Citilink, Linking Cities, now Countries
By Andjarsari Paramaditha
Indonesian budget carrier PT Citilink Indonesia, a unit of state-owned carrier PT Garuda Indonesia (GIAA.JK), plans to expand its fleet to 50 planes and sell a 30 percent stake in a public offering by 2015, the company’s CEO said on Friday.
The growth race among airlines in Southeast Asia is heating up after passenger traffic in the Asia-Pacific region more doubled between 1998 and 2012, putting air travel activity on a par with North America.
But the region’s low cost carriers are struggling to make a profit due to thin margins, with many lacking the huge cash flows required to sustain loss-making fares, stump up money to acquire coveted landing slots and fund new aircraft.
“This year we don’t plan as a profitable company … in order to make sure we got the market share and we have to have enough capacity,” Citilink’s chief executive, Arif Wibowo, told Reuters in an interview.
“We have to improve our performance and then we are considering an IPO.”
The company posted a $28.4 million loss on operating revenue of $73.4 million in 2012. It aims to reach $1 billion in revenue by 2015 by flying 16 million passengers in 50 aircraft.

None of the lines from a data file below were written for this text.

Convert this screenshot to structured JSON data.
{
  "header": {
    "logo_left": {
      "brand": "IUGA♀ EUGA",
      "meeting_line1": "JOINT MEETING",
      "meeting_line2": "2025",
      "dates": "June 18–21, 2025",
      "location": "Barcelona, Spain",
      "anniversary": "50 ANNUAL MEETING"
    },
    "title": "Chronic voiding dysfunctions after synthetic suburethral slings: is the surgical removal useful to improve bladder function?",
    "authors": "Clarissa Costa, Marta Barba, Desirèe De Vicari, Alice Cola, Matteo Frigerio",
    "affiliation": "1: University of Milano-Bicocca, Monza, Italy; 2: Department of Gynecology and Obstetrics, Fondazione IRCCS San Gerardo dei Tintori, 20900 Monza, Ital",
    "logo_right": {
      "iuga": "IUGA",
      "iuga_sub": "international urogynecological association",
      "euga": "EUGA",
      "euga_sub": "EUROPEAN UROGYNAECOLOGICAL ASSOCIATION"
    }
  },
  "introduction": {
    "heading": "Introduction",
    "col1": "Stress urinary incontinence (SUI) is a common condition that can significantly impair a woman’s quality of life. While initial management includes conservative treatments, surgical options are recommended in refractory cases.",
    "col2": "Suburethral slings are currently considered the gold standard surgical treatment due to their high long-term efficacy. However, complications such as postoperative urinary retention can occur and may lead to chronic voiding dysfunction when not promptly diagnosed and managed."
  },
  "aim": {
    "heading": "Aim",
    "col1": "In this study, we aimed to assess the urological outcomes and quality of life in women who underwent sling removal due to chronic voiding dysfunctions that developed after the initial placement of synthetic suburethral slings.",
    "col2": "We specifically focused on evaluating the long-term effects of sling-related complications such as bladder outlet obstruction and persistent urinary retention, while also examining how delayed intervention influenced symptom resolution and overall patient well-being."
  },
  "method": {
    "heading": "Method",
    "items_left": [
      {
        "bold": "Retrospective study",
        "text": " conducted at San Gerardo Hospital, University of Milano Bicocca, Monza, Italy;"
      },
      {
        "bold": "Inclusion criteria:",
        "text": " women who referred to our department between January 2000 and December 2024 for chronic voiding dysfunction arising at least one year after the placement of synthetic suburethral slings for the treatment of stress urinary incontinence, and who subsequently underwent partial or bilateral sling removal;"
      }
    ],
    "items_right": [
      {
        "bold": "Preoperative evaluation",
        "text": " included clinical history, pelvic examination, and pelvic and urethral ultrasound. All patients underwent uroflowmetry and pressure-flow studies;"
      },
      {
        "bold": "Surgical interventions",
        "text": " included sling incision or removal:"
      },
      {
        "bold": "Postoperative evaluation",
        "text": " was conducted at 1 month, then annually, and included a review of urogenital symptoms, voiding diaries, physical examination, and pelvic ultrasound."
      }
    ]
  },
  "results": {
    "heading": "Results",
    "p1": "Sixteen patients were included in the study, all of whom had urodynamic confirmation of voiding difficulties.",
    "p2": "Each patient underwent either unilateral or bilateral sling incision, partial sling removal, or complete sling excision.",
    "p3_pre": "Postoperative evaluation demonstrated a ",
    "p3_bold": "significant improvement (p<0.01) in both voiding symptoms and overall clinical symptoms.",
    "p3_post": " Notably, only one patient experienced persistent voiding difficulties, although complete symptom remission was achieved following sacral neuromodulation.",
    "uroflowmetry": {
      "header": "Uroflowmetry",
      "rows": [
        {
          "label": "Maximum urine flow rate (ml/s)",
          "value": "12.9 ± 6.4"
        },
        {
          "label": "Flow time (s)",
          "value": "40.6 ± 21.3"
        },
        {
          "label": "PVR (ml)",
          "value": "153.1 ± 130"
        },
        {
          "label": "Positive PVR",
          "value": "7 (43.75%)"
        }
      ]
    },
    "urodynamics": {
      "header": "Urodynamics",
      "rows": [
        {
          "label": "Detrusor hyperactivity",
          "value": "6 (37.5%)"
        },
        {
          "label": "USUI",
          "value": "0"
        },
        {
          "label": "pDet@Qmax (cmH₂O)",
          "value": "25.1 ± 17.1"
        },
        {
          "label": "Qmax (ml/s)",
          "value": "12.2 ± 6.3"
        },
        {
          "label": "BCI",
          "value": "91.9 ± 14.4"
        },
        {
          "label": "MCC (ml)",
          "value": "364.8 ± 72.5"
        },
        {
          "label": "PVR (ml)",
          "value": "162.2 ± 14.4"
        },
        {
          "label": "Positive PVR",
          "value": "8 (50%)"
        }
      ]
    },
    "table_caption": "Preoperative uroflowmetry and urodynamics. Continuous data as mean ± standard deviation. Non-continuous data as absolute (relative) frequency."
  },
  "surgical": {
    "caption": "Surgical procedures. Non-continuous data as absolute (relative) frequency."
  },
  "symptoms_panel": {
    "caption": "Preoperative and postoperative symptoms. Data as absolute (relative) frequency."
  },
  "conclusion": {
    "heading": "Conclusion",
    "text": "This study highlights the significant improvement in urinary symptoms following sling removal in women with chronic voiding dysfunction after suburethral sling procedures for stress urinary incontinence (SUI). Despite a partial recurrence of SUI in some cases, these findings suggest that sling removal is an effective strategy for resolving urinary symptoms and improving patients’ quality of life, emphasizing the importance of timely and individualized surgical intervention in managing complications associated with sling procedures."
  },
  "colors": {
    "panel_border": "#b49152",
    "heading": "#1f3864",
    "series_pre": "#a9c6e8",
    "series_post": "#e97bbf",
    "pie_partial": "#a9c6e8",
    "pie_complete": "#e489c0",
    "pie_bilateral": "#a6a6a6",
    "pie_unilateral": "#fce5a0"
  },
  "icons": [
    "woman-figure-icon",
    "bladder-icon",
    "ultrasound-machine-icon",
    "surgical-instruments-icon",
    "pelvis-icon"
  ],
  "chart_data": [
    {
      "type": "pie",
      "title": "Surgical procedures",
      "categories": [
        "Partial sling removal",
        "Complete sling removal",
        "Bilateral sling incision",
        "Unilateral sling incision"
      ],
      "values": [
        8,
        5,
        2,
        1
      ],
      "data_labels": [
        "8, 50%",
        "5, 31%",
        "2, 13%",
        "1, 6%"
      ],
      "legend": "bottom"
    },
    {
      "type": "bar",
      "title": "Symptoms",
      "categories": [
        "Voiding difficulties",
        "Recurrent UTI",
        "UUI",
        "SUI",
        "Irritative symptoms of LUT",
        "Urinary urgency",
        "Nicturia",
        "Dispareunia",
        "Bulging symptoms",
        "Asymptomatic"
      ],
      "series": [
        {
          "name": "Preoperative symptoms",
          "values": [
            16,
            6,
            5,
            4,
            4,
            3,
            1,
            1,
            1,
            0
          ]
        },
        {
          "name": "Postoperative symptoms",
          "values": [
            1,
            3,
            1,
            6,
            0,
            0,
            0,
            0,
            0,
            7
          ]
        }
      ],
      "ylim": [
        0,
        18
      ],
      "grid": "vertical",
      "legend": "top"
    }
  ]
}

Citilink had 2.8 million passengers last year, while rival AirAsia had 4 million passengers. With its current 17 percent market share in the low cost carrier segment, Citilink is targeting 19 percent by end of the year and 29 percent in the next 5 years.
That would mean more pressure on domestic market leader Lion Air and the region’s biggest budget carrier AirAsia Berhad (AIRA.KL), which is struggling to expand in Indonesia despite a major push to set up its regional office in Jakarta.
Citilink is also planning a regional expansion next year, eyeing 7 destinations in Singapore, Malaysia, Thailand and northern part of Australia, Wibowo said from the cockpit of his firm’s newest Airbus A320 aircraft in its Cengkareng airport facility.